Published: 10 February 2025
Last updated: 11 February 2025
Prime Minister Netanyahu was only informed about Donald Trump’s ideas about relocating the Palestinians of Gaza on the day before his meeting with the president. It also came as a surprise to US Secretary of State Rubio and most of Netanyahu’s delegation.
Even Netanyahu seemed bemused at this turn of events. As the Trump look-alike in the Israeli satirical program, Eretz Nehederet, put it: “We’re gonna find the Palestinians a great home; we gonna call it Gazaville” – as he pointed to Greenland and Panama.
Even so, the desire to leave Gaza is not a Trump fantasy. It is estimated that some 300,000 Palestinians have left Gaza since Hamas’s takeover in 2007. The Arab Barometer poll, conducted by the Palestinian Center for Policy and Survey Research in the weeks before the killings of October 7, found that 44% of young people in Gaza (aged 18 to 29) have considered emigrating.
It is estimated that some 300,000 Palestinians have left Gaza since Hamas’s takeover in 2007.
It appears that Trump’s ideas emerged a couple of weeks ago when his Middle East envoy, Steve Witkoff, visited the Netzarim Corridor in Gaza and subsequently conveyed his dark impressions of its barren moonscape. Trump’s economic vision of a future Gaza was seeded by a paper, published last July by Joseph Pelzman, a professor at George Washington University, which had reached the president’s aides.

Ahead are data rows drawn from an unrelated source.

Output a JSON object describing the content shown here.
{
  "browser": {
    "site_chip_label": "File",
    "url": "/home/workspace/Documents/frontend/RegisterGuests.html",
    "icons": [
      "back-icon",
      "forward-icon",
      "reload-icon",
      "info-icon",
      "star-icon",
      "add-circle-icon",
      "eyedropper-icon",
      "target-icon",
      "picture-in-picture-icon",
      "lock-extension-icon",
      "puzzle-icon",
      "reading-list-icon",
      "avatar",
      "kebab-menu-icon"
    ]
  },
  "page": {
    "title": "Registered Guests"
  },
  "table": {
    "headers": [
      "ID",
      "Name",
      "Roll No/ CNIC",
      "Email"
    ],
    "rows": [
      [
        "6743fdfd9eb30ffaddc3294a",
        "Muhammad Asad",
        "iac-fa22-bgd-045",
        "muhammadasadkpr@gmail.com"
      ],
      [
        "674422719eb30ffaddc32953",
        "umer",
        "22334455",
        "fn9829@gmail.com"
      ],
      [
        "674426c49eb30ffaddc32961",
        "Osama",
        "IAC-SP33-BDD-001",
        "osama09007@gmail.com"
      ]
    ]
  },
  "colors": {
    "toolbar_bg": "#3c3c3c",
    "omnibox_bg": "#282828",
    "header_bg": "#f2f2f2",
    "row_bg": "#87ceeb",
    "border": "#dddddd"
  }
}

It argued that “the Hamas experiment”, since Israel’s unilateral withdrawal in 2005, has proven to be a complete failure. It has left Gaza in a devastating bankruptcy. To solve this bankruptcy problem, we suggest an approach based on the classic Build – Operate – Transfer (BOT) framework. The countries that invest in this project will become equity shareholders with a 50-year lease. The civil administrators that will be brought into Gaza will develop an economic model based on the principle of ‘private provision of public services’.”
Perlzman painted a picture of a three-sector Gaza economy, based on tourism, agriculture and high tech. It would be a society, governed by the rule of law, possessing an independent airport, port facility and power station. A light railway, on the Israeli model, would be constructed for Gaza.
All well and good – but the fundamental question of what to do with up to two million displaced people at present was not addressed. Trump’s entry into the question simply led to the usual confusion, deception, deflection and puzzlement.
While Trump described a Gazan Disneyland, the global reaction to the plan was profoundly negative because it implied either a voluntary or involuntary transfer out of Gaza and either a temporary or permanent exile. Outsiders, particularly in the Arab world, interpreted Trump’s words as meaning “ethnic cleansing”. On one level, this was a tried and tested Trump exercise in causing outrage to gain leverage before retreating – a transactional pas de deux, three steps forward, two back.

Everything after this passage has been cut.